De la ces prières que David faisait à
Dieu, de lui ouvrir les yeux, afin
qu''il vît les merveilles
de sa loi ; de créer au-dedans de lui un
coeur pur , et de le faire marcher dans la voie de
ses Commandemens
(Ps.
CXIX)
De là ces promesses que les Prophètes
faisaient aux Juifs de la part de Dieu, qu'il
mettrait sa Loi au-dedans d'eux , et qu'il
l'écrirait
dans leur coeur
(Jérémie,
XXXI,
33). De là
vient encore que les vertus sont appelées
dans nos divins Livres les
fruits de l'Esprit
(Gal.,
V,
22), et les
Chrétiens, les temples
du
Saint-Esprit
(I
Cor. VI, 19) ;
en sorte qu'il faut ou rejeter
l'Évangile, ou reconnaître avec lui
que Dieu nous dispose et nous aide à
travailler à notre
salut,
et que par nos seules forces nous ne pourrions y
réussir.
Mais n'est-ce pas là une
vérité dont chacun peut se convaincre
par un examen attentif de soi-même? O homme!
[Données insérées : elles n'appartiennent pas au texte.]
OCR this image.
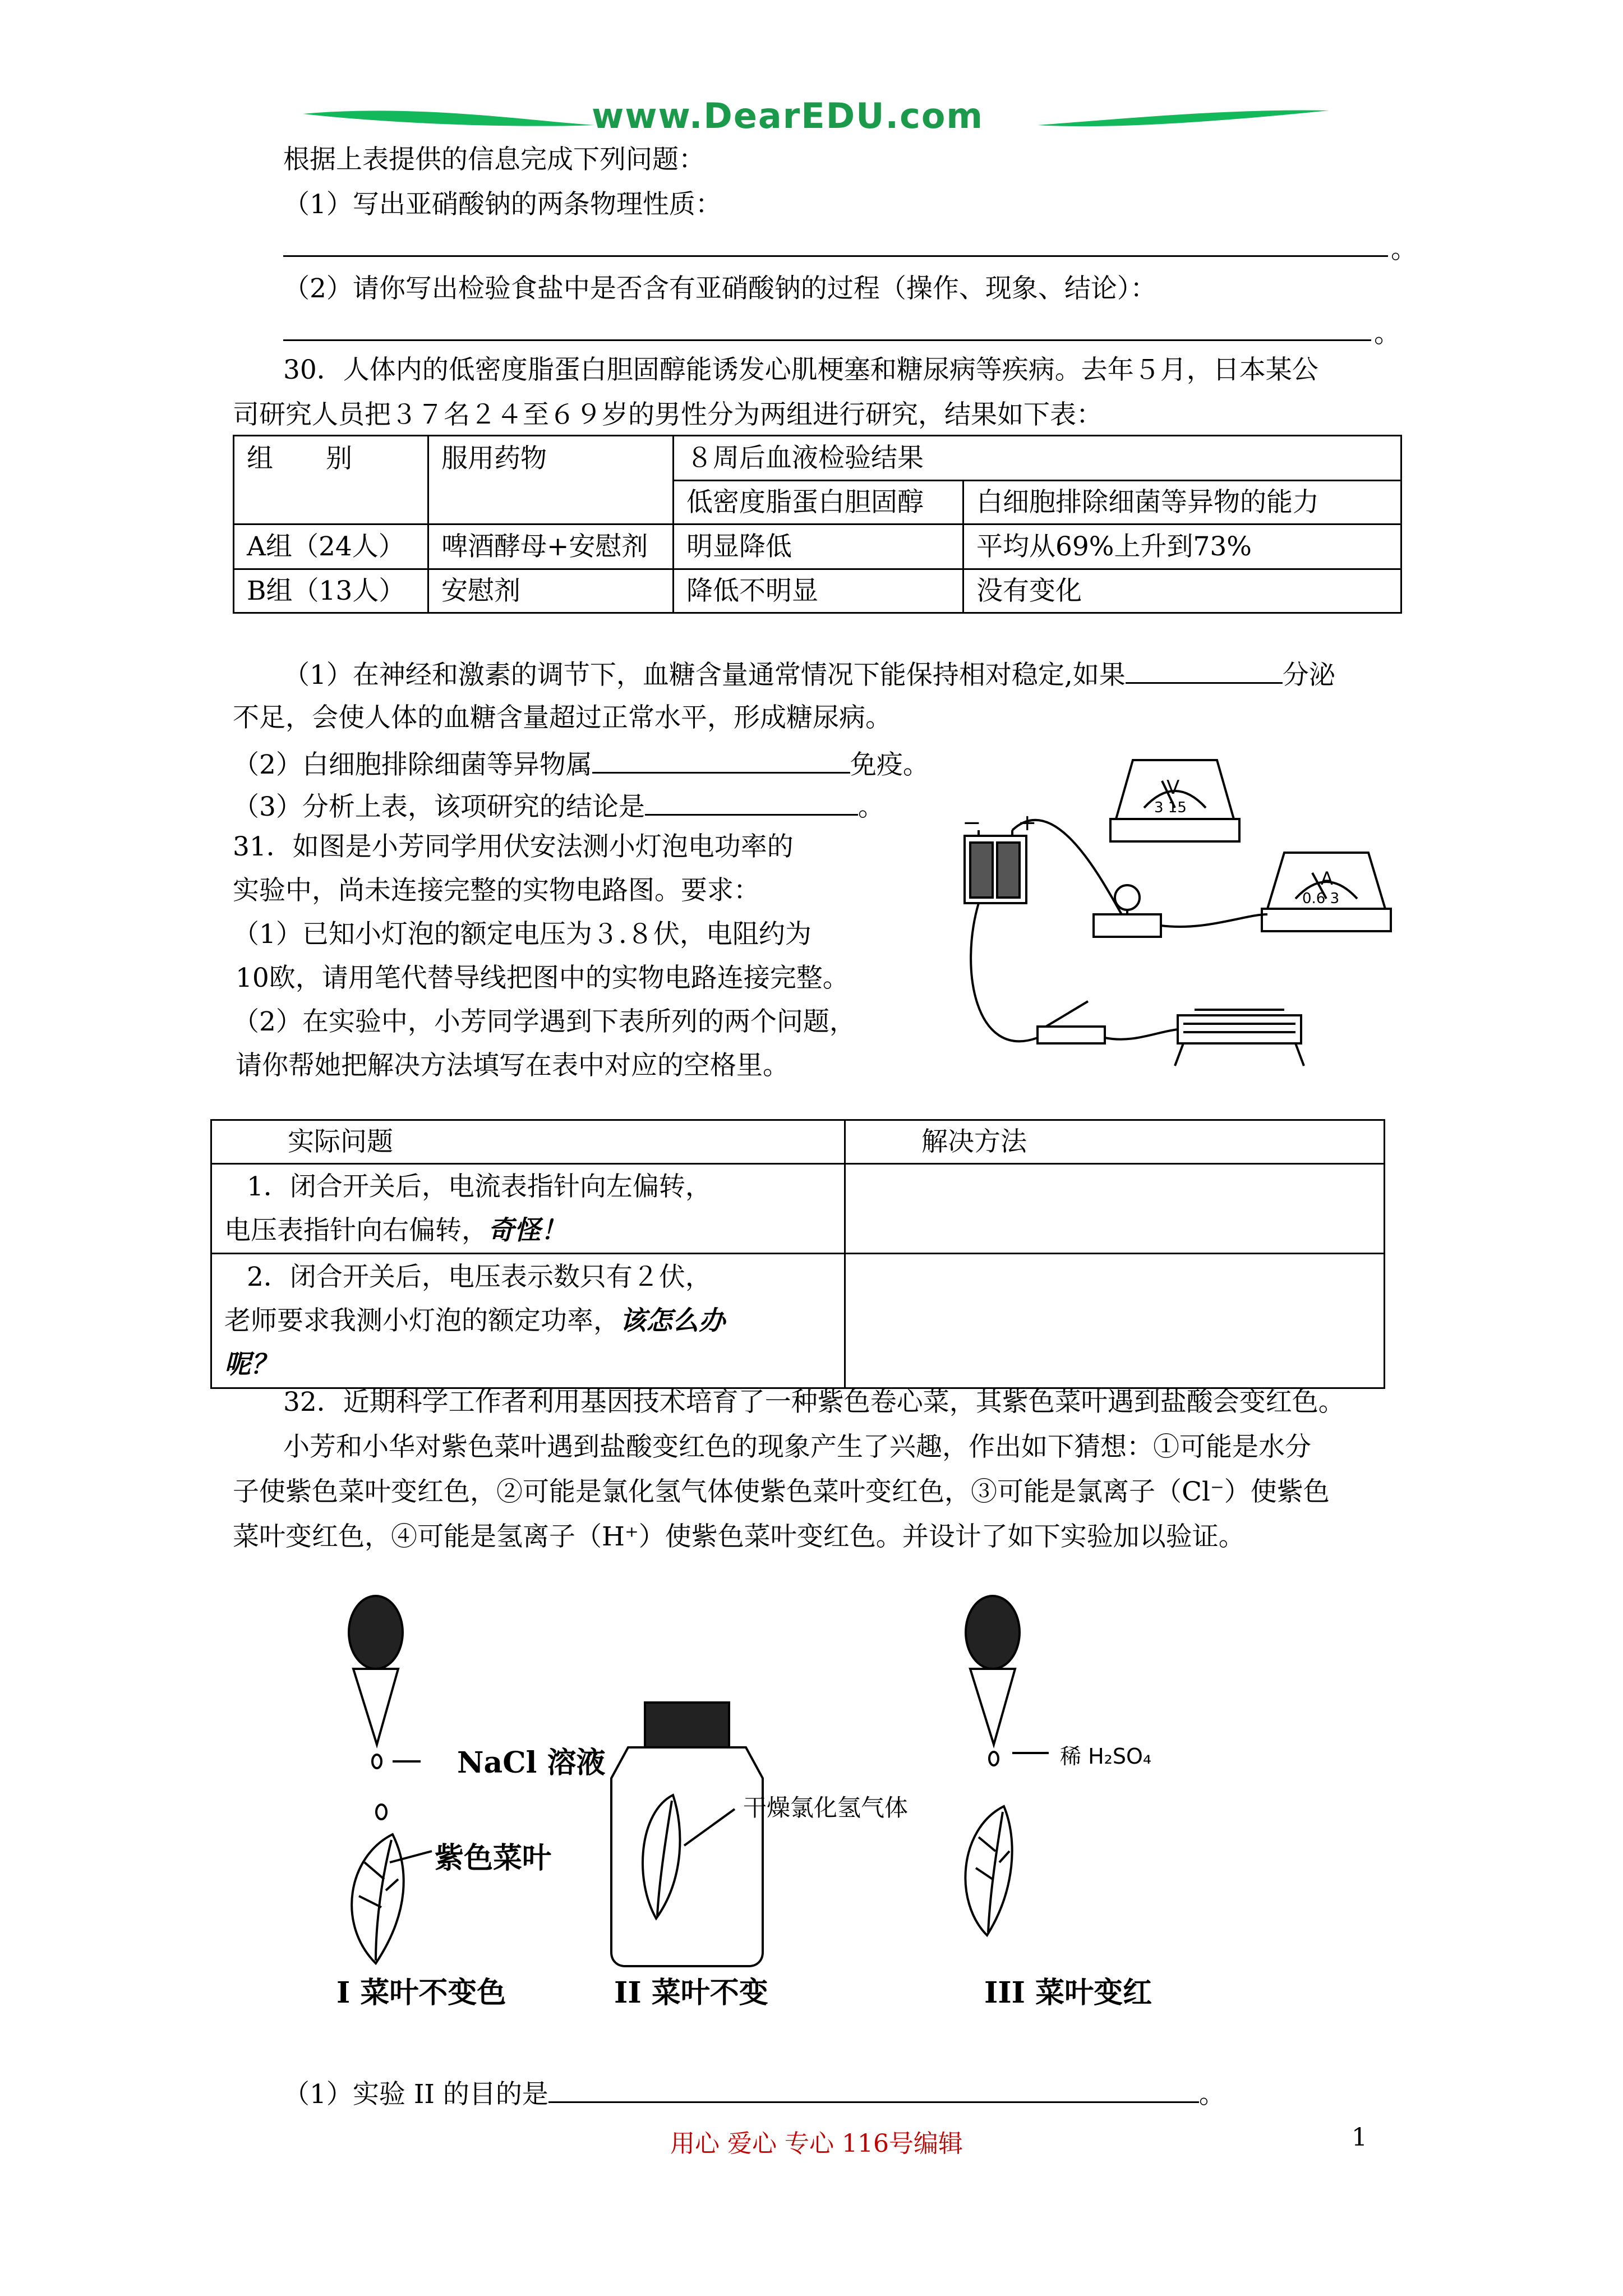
www.DearEDU.com
根据上表提供的信息完成下列问题：
（1）写出亚硝酸钠的两条物理性质：
。
（2）请你写出检验食盐中是否含有亚硝酸钠的过程（操作、现象、结论）：
。
30．人体内的低密度脂蛋白胆固醇能诱发心肌梗塞和糖尿病等疾病。去年５月，日本某公
司研究人员把３７名２４至６９岁的男性分为两组进行研究，结果如下表：
组　　别	服用药物	８周后血液检验结果	
		低密度脂蛋白胆固醇	白细胞排除细菌等异物的能力
A组（24人）	啤酒酵母+安慰剂	明显降低	平均从69%上升到73%
B组（13人）	安慰剂	降低不明显	没有变化
（1）在神经和激素的调节下，血糖含量通常情况下能保持相对稳定,如果	分泌
不足，会使人体的血糖含量超过正常水平，形成糖尿病。
（2）白细胞排除细菌等异物属	免疫。
（3）分析上表，该项研究的结论是	。
31．如图是小芳同学用伏安法测小灯泡电功率的
实验中，尚未连接完整的实物电路图。要求：
（1）已知小灯泡的额定电压为３.８伏，电阻约为
10欧，请用笔代替导线把图中的实物电路连接完整。
（2）在实验中，小芳同学遇到下表所列的两个问题，
请你帮她把解决方法填写在表中对应的空格里。
− +
V
3 15
A
0.6 3
实际问题	解决方法
1．闭合开关后，电流表指针向左偏转，
电压表指针向右偏转，奇怪！	
2．闭合开关后，电压表示数只有２伏，
老师要求我测小灯泡的额定功率，该怎么办
呢？	
32．近期科学工作者利用基因技术培育了一种紫色卷心菜，其紫色菜叶遇到盐酸会变红色。
小芳和小华对紫色菜叶遇到盐酸变红色的现象产生了兴趣，作出如下猜想：①可能是水分
子使紫色菜叶变红色，②可能是氯化氢气体使紫色菜叶变红色，③可能是氯离子（Cl⁻）使紫色
菜叶变红色，④可能是氢离子（H⁺）使紫色菜叶变红色。并设计了如下实验加以验证。
NaCl 溶液
紫色菜叶
干燥氯化氢气体
稀 H₂SO₄
I 菜叶不变色	II 菜叶不变	III 菜叶变红
（1）实验 II 的目的是	。
用心 爱心 专心 116号编辑	1
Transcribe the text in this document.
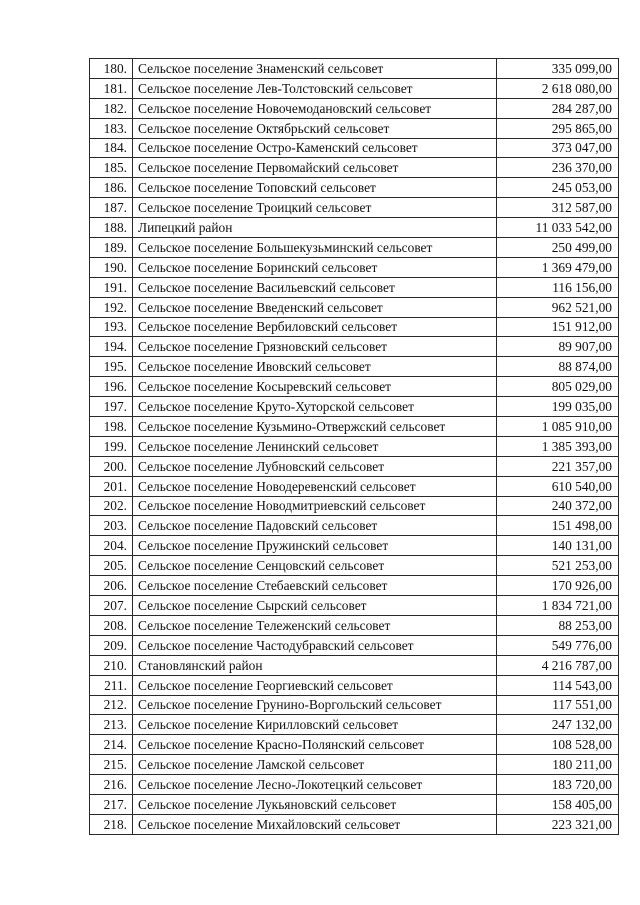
180.	Сельское поселение Знаменский сельсовет	335 099,00
181.	Сельское поселение Лев-Толстовский сельсовет	2 618 080,00
182.	Сельское поселение Новочемодановский сельсовет	284 287,00
183.	Сельское поселение Октябрьский сельсовет	295 865,00
184.	Сельское поселение Остро-Каменский сельсовет	373 047,00
185.	Сельское поселение Первомайский сельсовет	236 370,00
186.	Сельское поселение Топовский сельсовет	245 053,00
187.	Сельское поселение Троицкий сельсовет	312 587,00
188.	Липецкий район	11 033 542,00
189.	Сельское поселение Большекузьминский сельсовет	250 499,00
190.	Сельское поселение Боринский сельсовет	1 369 479,00
191.	Сельское поселение Васильевский сельсовет	116 156,00
192.	Сельское поселение Введенский сельсовет	962 521,00
193.	Сельское поселение Вербиловский сельсовет	151 912,00
194.	Сельское поселение Грязновский сельсовет	89 907,00
195.	Сельское поселение Ивовский сельсовет	88 874,00
196.	Сельское поселение Косыревский сельсовет	805 029,00
197.	Сельское поселение Круто-Хуторской сельсовет	199 035,00
198.	Сельское поселение Кузьмино-Отвержский сельсовет	1 085 910,00
199.	Сельское поселение Ленинский сельсовет	1 385 393,00
200.	Сельское поселение Лубновский сельсовет	221 357,00
201.	Сельское поселение Новодеревенский сельсовет	610 540,00
202.	Сельское поселение Новодмитриевский сельсовет	240 372,00
203.	Сельское поселение Падовский сельсовет	151 498,00
204.	Сельское поселение Пружинский сельсовет	140 131,00
205.	Сельское поселение Сенцовский сельсовет	521 253,00
206.	Сельское поселение Стебаевский сельсовет	170 926,00
207.	Сельское поселение Сырский сельсовет	1 834 721,00
208.	Сельское поселение Тележенский сельсовет	88 253,00
209.	Сельское поселение Частодубравский сельсовет	549 776,00
210.	Становлянский район	4 216 787,00
211.	Сельское поселение Георгиевский сельсовет	114 543,00
212.	Сельское поселение Грунино-Воргольский сельсовет	117 551,00
213.	Сельское поселение Кирилловский сельсовет	247 132,00
214.	Сельское поселение Красно-Полянский сельсовет	108 528,00
215.	Сельское поселение Ламской сельсовет	180 211,00
216.	Сельское поселение Лесно-Локотецкий сельсовет	183 720,00
217.	Сельское поселение Лукьяновский сельсовет	158 405,00
218.	Сельское поселение Михайловский сельсовет	223 321,00
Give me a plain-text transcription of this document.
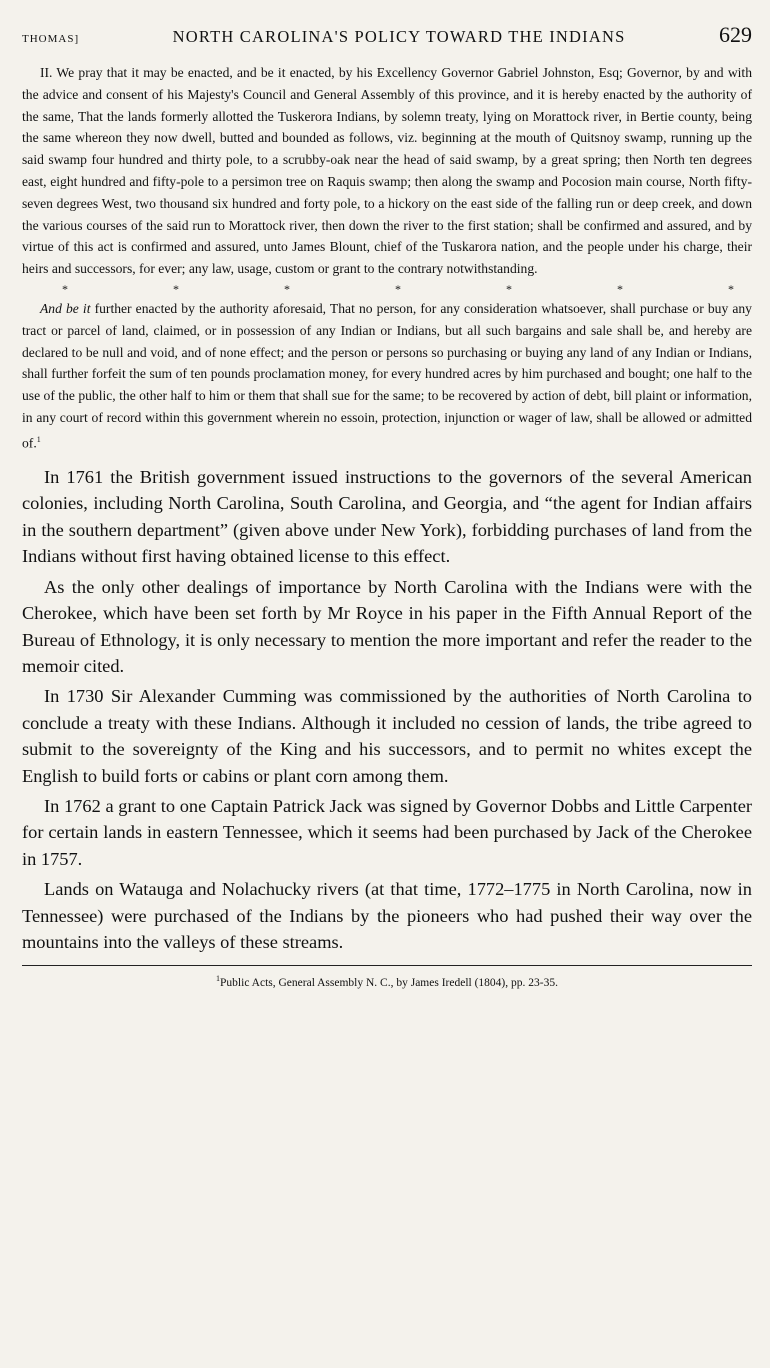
THOMAS]	NORTH CAROLINA'S POLICY TOWARD THE INDIANS	629

II. We pray that it may be enacted, and be it enacted, by his Excellency Governor Gabriel Johnston, Esq; Governor, by and with the advice and consent of his Majesty's Council and General Assembly of this province, and it is hereby enacted by the authority of the same, That the lands formerly allotted the Tuskerora Indians, by solemn treaty, lying on Morattock river, in Bertie county, being the same whereon they now dwell, butted and bounded as follows, viz. beginning at the mouth of Quitsnoy swamp, running up the said swamp four hundred and thirty pole, to a scrubby-oak near the head of said swamp, by a great spring; then North ten degrees east, eight hundred and fifty-pole to a persimon tree on Raquis swamp; then along the swamp and Pocosion main course, North fifty-seven degrees West, two thousand six hundred and forty pole, to a hickory on the east side of the falling run or deep creek, and down the various courses of the said run to Morattock river, then down the river to the first station; shall be confirmed and assured, and by virtue of this act is confirmed and assured, unto James Blount, chief of the Tuskarora nation, and the people under his charge, their heirs and successors, for ever; any law, usage, custom or grant to the contrary notwithstanding.

*	*	*	*	*	*	*

And be it further enacted by the authority aforesaid, That no person, for any consideration whatsoever, shall purchase or buy any tract or parcel of land, claimed, or in possession of any Indian or Indians, but all such bargains and sale shall be, and hereby are declared to be null and void, and of none effect; and the person or persons so purchasing or buying any land of any Indian or Indians, shall further forfeit the sum of ten pounds proclamation money, for every hundred acres by him purchased and bought; one half to the use of the public, the other half to him or them that shall sue for the same; to be recovered by action of debt, bill plaint or information, in any court of record within this government wherein no essoin, protection, injunction or wager of law, shall be allowed or admitted of.$^1$

In 1761 the British government issued instructions to the governors of the several American colonies, including North Carolina, South Carolina, and Georgia, and “the agent for Indian affairs in the southern department” (given above under New York), forbidding purchases of land from the Indians without first having obtained license to this effect.

As the only other dealings of importance by North Carolina with the Indians were with the Cherokee, which have been set forth by Mr Royce in his paper in the Fifth Annual Report of the Bureau of Ethnology, it is only necessary to mention the more important and refer the reader to the memoir cited.

In 1730 Sir Alexander Cumming was commissioned by the authorities of North Carolina to conclude a treaty with these Indians. Although it included no cession of lands, the tribe agreed to submit to the sovereignty of the King and his successors, and to permit no whites except the English to build forts or cabins or plant corn among them.

In 1762 a grant to one Captain Patrick Jack was signed by Governor Dobbs and Little Carpenter for certain lands in eastern Tennessee, which it seems had been purchased by Jack of the Cherokee in 1757.

Lands on Watauga and Nolachucky rivers (at that time, 1772–1775 in North Carolina, now in Tennessee) were purchased of the Indians by the pioneers who had pushed their way over the mountains into the valleys of these streams.

$^1$Public Acts, General Assembly N. C., by James Iredell (1804), pp. 23-35.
considère ce que tu es devenu depuis la
chute de tes premiers parens ; vois avec quelle
facilité tes passions se soulèvent
contre les lois de la raison, avec quelle
répugnance tu te soumets au joug le plus
légitime; avec quelle
légèreté tu te
dégoûtes de ce qui te paraissait
d'abord digne de toute ton ardeur ; avec quelle
promptitude tu perds courage lorsque tu as à
combattre la chair et le sang.
Considère la puissance et la ruse de tes
ennemis spirituels , la force des tentations qui
t'assiègent, la multitude des obstacles qui
retardent ou arrêtent tes progrès.
Compare la grandeur de la tâche avec ta
faiblesse, la nécessité de
persévérer avec ton inconstance, le
pouvoir qu'ont sur ton coeur les objets
présens et sensibles avec le précepte
de t'en détacher.
Rassemble, pèse ces considérations,
et tu conviendras sans peine que dans la
carrière du salut le secours de Dieu nous
est nécessaire comme dans celle de la vie,
et que notre vertu ne saurait se soutenir et se
perfectionner , qu'autant que le Seigneur
déploira sa force dans notre
infirmité.
Cette vérité est tellement
fondée sur notre nature, qu'elle n'a point
échappé aux sages Païens. Sans
Dieu, il n'est point d'homme de bien, dit l'un
d'eux. C'est lui qui inspire les grandes
idées et les desseins relevés.
Reconnaissez, disait un autre, que tout le bien que
vous faites vient principalement des Dieux. Si un
mauvais Génie te porte au crime, dit un
troisième , fuis aux pieds des autels, et
prie le Ciel d'écarter de toi ce
Génie mal-faisant. Un quatrième va
plus loin encore : parlant des actions
extraordinaires et périlleuses qui demandent
une force plus qu'humaine et une espèce
d'inspiration, loin de la croire
impossible ou
déraisonnable , il dit qu'il n'y a que des
hommes vains ou ignorans qui s'en moquent, mais que
les vrais philosophes en sentent la
nécessité.
Mes Frères ; Peut-on entendre ces beaux
témoignages rendus à la
vérité, sans s'étonner de
l'aveuglement de ces incrédules qui ne
voient pas aujourd'hui ce que voyaient les
Païens , et qui, croyant attaquer la
Révélation , outragent en effet les
premières notions du sens commun et les plus
saines leçons de la philosophie.
Mais que dis-je? N'ont-ils pas eux- mêmes
rendu plus d'une fois hommage à la
vérité ? Cette vérité
qu'ils combattaient, ou qu'ils affectaient de
méconnaître , ne leur a-t-elle pas
souvent arraché des aveux frappans ?
Écoutez celui d'entr'eux qui avait dit le
plus hautement que notre volonté seule
suffit pour obtenir la victoire sur nos passions.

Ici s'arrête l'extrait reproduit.